僕は、バニラに口をつけた。僕の食べる様子を、皆川は嬉しいような、恥ずかしいような顔で見ていた。バニラは、甘かった。





「食べたね」

「うん、食べたな」


 二人とも、なんとか食べきった。こんなにドキドキしながらアイスを食べたことが、今だかつてあっただろうか。いや、ない。おそらくこの味は、一生僕の舌に刻まれ続けることだろう。


「さ、さて、見回り始めよっか!? 」

「う、うむ。そうしよう! 」


 二人とも奇妙なテンションで立ち上がった時だった。皆川が一瞬つらそうに顔をしかめた。僕は、それを見逃さなかった。


「ちょっと足見せて」

「えっ、ちょっ、貴大!? 」


 皆川は抵抗したがむりやりベンチに座らせて足を見た。足は痣の部分がポッコリとこぶのように腫れ上がっていた。よくもまあ、こんな足で走れたものである。


「……なんで黙ってたの? 」


 ちょっと怖い顔で言ってみる。


「ご、ごめんなさい」


 さっきのことがあるからか、皆川は素直に謝ってきた。僕は、はあっとため息をついた。皆川の足を気にせずに、走ってしまった僕も悪い。そう思ったからだった。

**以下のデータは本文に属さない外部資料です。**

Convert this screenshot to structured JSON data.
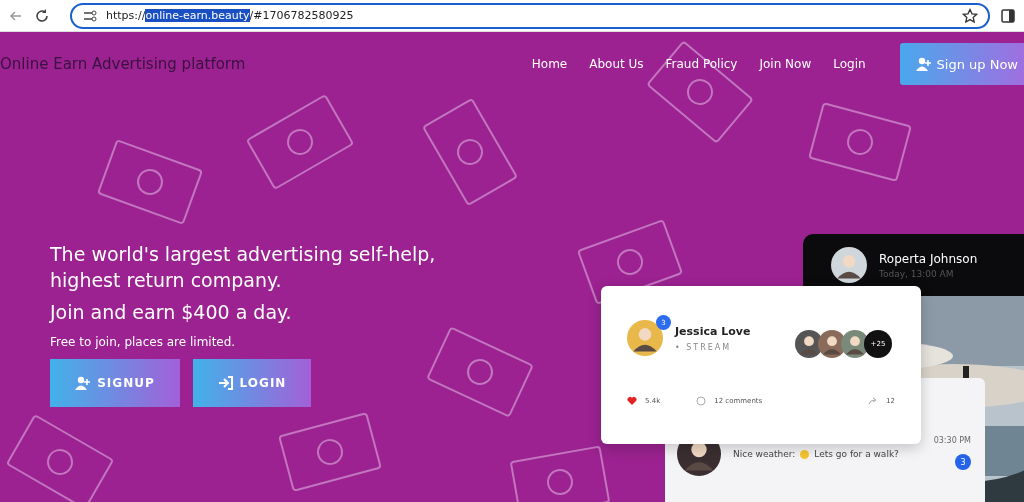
{
  "browser": {
    "url": {
      "prefix": "https://",
      "selected": "online-earn.beauty",
      "rest": "/#1706782580925"
    }
  },
  "nav": {
    "brand": "Online Earn Advertising platform",
    "links": [
      {
        "label": "Home"
      },
      {
        "label": "About Us"
      },
      {
        "label": "Fraud Policy"
      },
      {
        "label": "Join Now"
      },
      {
        "label": "Login"
      }
    ],
    "cta": "Sign up Now"
  },
  "hero": {
    "headline": "The world's largest advertising self-help, highest return company.",
    "subheadline": "Join and earn $400 a day.",
    "note": "Free to join, places are limited.",
    "buttons": [
      {
        "label": "SIGNUP",
        "kind": "signup"
      },
      {
        "label": "LOGIN",
        "kind": "login"
      }
    ]
  },
  "mockup": {
    "profile_card": {
      "name": "Roperta Johnson",
      "time": "Today, 13:00 AM"
    },
    "stream_card": {
      "name": "Jessica Love",
      "badge": "3",
      "subtitle": "• STREAM",
      "extra_viewers": "+25",
      "likes": "5.4k",
      "comments": "12 comments",
      "shares": "12"
    },
    "chat_card": {
      "time": "03:30 PM",
      "message_start": "Nice weather:",
      "message_end": "Lets go for a walk?",
      "unread": "3"
    }
  }
}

「これじゃあ、まともに歩けないでしょ。見回りを中止して、僕の家で治療しよう」


 さらっと僕は言っていた。


「すまん。って、貴大の!? 」

「いや、だって一番近いし」

「そ、そうだな。近いしな……」


 皆川は、何かうつむいてブツブツとつぶやいている。僕はわけがわからなかったが、とりあえず皆川に肩をかして支えながら、歩調をあわせて歩きだした。


 十歩程歩いたところで、自分の言ったことの重大さに気がついた。これって……。

 家に女を連れ込むみたいじゃないかぁ!!!

 ど、どどどどうしよう……。そう思ったところで、後のまつりだった。

貴大君、皆川さんをお持ち帰りでーす。